Apresenta um panorama do sistema orçamentário brasileiro e aborda os mecanismos de destinação de recursos a programas voltados à criança e ao adolescente. Trata da participação da sociedade na fiscalização do uso desses recursos e menciona experiências e fontes relativas ao tema.
Fonte: Agência de Notícias dos Direitos da Infância. Julho de 2003, nº 54
Embora o artigo 227 da Constituição garanta prioridade absoluta às crianças e adolescentes, a área orçamentária, além de sofrer com o freqüente contingenciamento de verbas, necessita de uma maior transparência no que diz respeito à destinação e à aplicação dos recursos em âmbito federal, estadual e municipal.
Como saber se o recurso destinado a programas como os de merenda escolar, os de apoio a atividades esportivas para a infância, os da saúde de crianças e adolescentes e os de construção de creches está sendo efetivamente aplicado?

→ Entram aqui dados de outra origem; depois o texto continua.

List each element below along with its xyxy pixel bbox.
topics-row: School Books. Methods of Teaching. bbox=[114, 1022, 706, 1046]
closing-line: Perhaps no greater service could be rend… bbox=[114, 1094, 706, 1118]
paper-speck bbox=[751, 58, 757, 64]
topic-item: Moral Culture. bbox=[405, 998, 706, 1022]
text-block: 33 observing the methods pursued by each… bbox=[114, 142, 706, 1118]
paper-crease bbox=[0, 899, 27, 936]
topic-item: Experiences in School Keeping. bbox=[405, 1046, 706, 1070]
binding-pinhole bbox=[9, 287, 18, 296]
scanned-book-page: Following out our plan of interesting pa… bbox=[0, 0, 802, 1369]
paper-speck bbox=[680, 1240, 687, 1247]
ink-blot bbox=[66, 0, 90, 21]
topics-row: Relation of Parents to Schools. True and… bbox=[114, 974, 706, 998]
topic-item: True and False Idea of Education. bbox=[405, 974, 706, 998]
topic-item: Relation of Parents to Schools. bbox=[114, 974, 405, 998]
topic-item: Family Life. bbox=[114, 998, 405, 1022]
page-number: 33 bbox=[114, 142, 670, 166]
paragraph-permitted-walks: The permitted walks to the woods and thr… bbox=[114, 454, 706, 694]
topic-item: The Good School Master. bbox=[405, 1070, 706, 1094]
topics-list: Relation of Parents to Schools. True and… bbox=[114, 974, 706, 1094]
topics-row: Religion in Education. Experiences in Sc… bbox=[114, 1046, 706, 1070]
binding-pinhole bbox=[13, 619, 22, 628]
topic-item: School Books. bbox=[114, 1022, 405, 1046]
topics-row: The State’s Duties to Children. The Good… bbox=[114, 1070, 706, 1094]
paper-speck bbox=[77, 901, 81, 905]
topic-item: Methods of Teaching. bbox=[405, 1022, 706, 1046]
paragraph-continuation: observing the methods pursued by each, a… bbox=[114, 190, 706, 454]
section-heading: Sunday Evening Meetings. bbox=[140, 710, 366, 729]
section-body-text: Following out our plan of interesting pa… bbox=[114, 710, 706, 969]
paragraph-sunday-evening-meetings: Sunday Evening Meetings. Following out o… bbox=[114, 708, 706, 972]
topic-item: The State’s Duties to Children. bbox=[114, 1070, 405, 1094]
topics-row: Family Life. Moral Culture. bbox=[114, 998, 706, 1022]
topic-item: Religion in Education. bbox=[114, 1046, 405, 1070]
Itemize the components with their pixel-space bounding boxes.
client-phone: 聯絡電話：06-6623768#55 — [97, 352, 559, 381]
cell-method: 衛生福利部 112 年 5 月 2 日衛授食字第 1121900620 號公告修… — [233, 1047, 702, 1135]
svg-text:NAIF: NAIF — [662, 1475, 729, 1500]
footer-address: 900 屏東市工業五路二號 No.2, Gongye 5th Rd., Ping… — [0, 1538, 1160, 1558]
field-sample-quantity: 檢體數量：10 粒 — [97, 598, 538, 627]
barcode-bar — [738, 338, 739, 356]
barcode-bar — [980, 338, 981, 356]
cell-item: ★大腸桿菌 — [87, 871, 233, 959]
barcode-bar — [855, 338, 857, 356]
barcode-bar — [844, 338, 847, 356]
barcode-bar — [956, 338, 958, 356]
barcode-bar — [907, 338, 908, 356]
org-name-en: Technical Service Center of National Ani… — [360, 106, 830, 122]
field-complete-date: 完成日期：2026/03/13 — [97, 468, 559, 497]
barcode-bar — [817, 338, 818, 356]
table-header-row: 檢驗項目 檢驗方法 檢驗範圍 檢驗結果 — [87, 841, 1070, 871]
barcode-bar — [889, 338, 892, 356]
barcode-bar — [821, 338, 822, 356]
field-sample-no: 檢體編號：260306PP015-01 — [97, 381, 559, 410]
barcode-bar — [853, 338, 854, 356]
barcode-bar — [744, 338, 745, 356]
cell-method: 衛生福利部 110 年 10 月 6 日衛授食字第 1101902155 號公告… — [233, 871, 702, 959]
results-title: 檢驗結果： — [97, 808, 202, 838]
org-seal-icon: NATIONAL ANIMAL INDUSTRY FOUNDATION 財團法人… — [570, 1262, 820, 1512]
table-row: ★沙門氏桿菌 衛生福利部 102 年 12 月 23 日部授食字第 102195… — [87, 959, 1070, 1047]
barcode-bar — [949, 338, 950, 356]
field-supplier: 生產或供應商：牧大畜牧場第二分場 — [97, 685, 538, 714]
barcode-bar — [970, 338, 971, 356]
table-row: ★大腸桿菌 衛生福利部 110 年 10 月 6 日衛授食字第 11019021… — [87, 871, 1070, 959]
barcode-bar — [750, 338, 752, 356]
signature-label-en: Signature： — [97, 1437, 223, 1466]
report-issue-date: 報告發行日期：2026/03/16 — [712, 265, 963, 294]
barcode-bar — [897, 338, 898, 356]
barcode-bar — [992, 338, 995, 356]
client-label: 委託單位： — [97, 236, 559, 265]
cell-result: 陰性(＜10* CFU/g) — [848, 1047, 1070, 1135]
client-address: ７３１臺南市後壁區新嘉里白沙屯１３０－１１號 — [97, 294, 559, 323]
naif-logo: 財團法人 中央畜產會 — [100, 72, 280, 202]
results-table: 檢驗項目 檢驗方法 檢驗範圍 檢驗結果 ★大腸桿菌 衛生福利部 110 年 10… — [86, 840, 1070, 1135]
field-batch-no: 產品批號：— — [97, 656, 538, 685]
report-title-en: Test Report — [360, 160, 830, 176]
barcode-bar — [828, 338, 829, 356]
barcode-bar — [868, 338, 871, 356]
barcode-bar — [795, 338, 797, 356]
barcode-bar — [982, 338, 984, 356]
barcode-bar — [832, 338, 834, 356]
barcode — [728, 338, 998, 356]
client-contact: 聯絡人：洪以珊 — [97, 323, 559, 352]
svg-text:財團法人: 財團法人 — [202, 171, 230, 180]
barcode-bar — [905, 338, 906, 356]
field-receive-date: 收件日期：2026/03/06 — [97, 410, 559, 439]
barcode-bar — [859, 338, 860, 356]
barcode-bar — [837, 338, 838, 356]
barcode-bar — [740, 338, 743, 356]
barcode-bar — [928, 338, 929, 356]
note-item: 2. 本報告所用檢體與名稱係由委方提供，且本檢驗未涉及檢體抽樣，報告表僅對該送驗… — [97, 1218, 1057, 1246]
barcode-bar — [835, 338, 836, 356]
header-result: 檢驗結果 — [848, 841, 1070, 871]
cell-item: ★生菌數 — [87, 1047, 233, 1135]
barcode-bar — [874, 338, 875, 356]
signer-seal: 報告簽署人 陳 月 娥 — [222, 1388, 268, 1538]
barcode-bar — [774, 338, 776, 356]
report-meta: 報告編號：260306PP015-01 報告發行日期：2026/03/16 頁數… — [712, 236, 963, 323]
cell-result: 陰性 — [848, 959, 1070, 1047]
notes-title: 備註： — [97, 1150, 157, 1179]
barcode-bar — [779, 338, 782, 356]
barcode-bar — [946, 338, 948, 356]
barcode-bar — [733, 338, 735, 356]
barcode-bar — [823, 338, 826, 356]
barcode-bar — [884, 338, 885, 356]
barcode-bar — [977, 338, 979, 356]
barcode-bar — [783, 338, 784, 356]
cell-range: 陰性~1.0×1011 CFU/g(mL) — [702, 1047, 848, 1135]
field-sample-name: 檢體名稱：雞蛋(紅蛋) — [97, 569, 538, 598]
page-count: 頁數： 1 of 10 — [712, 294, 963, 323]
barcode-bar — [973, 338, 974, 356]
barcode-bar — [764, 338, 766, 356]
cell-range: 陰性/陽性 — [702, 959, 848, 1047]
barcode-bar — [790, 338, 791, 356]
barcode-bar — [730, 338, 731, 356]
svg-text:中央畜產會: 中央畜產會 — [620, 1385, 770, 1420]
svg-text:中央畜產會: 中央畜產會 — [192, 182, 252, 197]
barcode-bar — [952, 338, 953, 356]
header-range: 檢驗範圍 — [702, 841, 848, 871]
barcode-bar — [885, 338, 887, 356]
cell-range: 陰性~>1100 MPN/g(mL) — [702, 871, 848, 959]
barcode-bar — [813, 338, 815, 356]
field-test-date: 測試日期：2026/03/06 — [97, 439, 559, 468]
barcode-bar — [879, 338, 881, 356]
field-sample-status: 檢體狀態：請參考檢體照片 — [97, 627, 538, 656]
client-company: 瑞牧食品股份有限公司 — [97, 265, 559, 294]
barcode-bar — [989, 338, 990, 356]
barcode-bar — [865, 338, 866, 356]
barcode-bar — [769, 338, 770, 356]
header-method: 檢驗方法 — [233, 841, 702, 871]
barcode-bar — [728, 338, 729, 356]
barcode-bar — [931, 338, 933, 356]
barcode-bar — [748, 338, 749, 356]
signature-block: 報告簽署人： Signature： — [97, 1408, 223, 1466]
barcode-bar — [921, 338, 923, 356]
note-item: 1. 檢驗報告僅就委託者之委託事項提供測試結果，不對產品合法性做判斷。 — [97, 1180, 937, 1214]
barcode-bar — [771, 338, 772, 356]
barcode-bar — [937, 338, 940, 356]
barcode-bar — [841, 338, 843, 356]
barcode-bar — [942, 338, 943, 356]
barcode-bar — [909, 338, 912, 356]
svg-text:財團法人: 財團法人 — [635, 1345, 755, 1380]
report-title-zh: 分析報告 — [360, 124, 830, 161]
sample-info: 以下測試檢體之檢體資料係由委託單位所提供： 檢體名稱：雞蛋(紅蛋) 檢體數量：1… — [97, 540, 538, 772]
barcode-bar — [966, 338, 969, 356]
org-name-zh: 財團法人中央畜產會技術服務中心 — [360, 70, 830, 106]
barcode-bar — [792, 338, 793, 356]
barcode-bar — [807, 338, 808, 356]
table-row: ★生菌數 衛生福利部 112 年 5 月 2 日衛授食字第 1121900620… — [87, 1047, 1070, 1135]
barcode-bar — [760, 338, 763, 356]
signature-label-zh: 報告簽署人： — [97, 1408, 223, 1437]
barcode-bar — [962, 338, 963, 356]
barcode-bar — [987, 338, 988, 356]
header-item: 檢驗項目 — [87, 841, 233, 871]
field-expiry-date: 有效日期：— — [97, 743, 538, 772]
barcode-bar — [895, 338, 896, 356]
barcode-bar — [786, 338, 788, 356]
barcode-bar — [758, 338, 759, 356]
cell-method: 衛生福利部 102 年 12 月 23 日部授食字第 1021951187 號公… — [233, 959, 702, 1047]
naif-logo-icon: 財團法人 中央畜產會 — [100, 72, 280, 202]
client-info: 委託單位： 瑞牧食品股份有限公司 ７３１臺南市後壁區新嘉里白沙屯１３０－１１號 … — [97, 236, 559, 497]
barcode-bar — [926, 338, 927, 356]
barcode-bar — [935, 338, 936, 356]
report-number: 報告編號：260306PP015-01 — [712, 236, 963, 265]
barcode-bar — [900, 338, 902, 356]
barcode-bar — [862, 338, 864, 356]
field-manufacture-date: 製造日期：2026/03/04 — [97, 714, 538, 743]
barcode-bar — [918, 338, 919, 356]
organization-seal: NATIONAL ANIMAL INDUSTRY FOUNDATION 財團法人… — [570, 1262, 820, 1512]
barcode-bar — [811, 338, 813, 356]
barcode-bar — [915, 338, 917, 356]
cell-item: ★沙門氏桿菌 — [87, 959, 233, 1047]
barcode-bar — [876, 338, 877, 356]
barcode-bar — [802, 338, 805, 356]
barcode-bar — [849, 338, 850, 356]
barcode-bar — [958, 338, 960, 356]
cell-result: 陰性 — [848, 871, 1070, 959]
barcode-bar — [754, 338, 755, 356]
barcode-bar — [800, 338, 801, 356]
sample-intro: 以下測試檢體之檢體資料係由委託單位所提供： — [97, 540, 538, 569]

Quais os caminhos que essa verba percorre até chegar à comunidade? De que maneira a mídia e a sociedade podem acompanhar a elaboração e a execução do orçamento nos três níveis de governo?
O Direto ao Assunto deste mês quer chamar a atenção dos jornalistas responsáveis pela cobertura da pauta social para a necessidade urgente de se conhecer e investigar esses caminhos.
Verba liberada não garante investimento Mesmo que a Constituição Federal estabeleça a criança e o adolescente como público prioritário das políticas públicas (art, 227) são freqüentes os contigenciamentos e remanejamentos nessa área. Ambas as medidas são previstas na Constituição e na Lei de Responsabilidade Fiscal (Lei Complementar n° 101, de 4/5/2000). O governo, quando constata a inviabilidade de determinado gasto, determina aos ministérios, por meio de decreto, onde e quanto deve ser bloqueado. Para José Moroni, membro do colegiado do Instituto de Estudos Socioeconômicos (Inesc), um dos problemas do Brasil é que o orçamento é autorizativo, não obrigatório. Com isso, embora o Legislativo autorize o uso da verba, não obriga o Executivo a aplicá-la.
Passo a passo do orçamento na esfera federal
*Os 10 setores da Comissão Mista de Orçamento são Poderes do Estado e Representação; Justiça e Defesa; Fazenda e Desenvolvimento; Agricultura e Desenvolvimento Agrário; Infra-estrutura; Educação, Cultura, Ciência e Tecnologia, Esporte e Turismo; Saúde; Previdência e Assistência Social; Integração Nacional e Meio Ambiente; e Planejamento e Desenvolvimento Urbano. Os grifados em vermelho são fundamentais para a área da infância e adolescência.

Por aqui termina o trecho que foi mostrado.